The goal of the satellite constellation is to "provide survivable, global, secure, protected and jam-resistant communications for high-priority military ground, sea and air assets", according to an Air Force statement. Maj. The satellite will now move into a testing phase prior to hand over to the Air Force.

Ahead of the Wednesday launch, Mike Cacheiro, Lockheed Martin's vice president of protected communications and AEHF program manager, told reporters in a conference call that "on a really bad day, you really want to have this system in place". These satellites will be used by the United States and worldwide partners including the United Kingdom, Canada and the Netherlands. "Over the past 12 years, the men and women of ULA have reliably delivered dozens of Air Force payloads into orbit from Global Positioning System to WGS, and SBIRS to AEHF", Gen. Jay Raymond, commander of Air Force Space Command, said in a statement.

Wednesday's launch, the 131st for ULA and 79th for an Atlas V rocket, can be viewed on ULA's YouTube channel. Lockheed Martin is building six satellites in all for the US military.

One AEHF satellite provides greater total capacity than the entire legacy five-satellite Milstar constellation.
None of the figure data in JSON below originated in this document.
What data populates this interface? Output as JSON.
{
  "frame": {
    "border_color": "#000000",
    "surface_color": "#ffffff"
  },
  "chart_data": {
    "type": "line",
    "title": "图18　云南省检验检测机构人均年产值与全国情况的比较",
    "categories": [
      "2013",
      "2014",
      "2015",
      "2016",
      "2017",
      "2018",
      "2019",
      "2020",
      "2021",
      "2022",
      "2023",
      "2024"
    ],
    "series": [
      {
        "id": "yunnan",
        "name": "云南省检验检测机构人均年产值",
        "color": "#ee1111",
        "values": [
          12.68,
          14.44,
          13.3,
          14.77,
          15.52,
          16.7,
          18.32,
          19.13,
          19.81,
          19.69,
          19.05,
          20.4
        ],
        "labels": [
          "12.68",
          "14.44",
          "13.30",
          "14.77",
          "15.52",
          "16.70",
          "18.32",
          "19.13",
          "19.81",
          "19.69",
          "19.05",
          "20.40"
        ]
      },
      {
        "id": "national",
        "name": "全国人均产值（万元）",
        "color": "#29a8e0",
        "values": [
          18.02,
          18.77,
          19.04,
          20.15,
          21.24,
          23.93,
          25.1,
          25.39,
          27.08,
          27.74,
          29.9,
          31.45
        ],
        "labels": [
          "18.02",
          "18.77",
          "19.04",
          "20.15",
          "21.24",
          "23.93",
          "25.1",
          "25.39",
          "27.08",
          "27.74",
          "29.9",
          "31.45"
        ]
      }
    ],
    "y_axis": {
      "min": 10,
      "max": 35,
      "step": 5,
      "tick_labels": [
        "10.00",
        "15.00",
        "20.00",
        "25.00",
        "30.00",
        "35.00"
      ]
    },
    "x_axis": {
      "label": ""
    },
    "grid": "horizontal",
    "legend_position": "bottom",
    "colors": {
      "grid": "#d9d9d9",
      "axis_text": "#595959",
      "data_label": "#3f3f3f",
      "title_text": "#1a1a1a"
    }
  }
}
Atlas V rocket launched the satellite, known as Advanced Extremely High Frequency 4 (AEHF-4), at 12:15 a.m. EDT (0415 GMT) from a pad at Cape Canaveral Air Force Station. Individual data rates increase five-fold, permitting transmission of tactical military communications, such as real-time video, battlefield maps and targeting data. This year the company received three Edison Awards for ground-breaking innovations in autonomy, satellite technology and directed energy.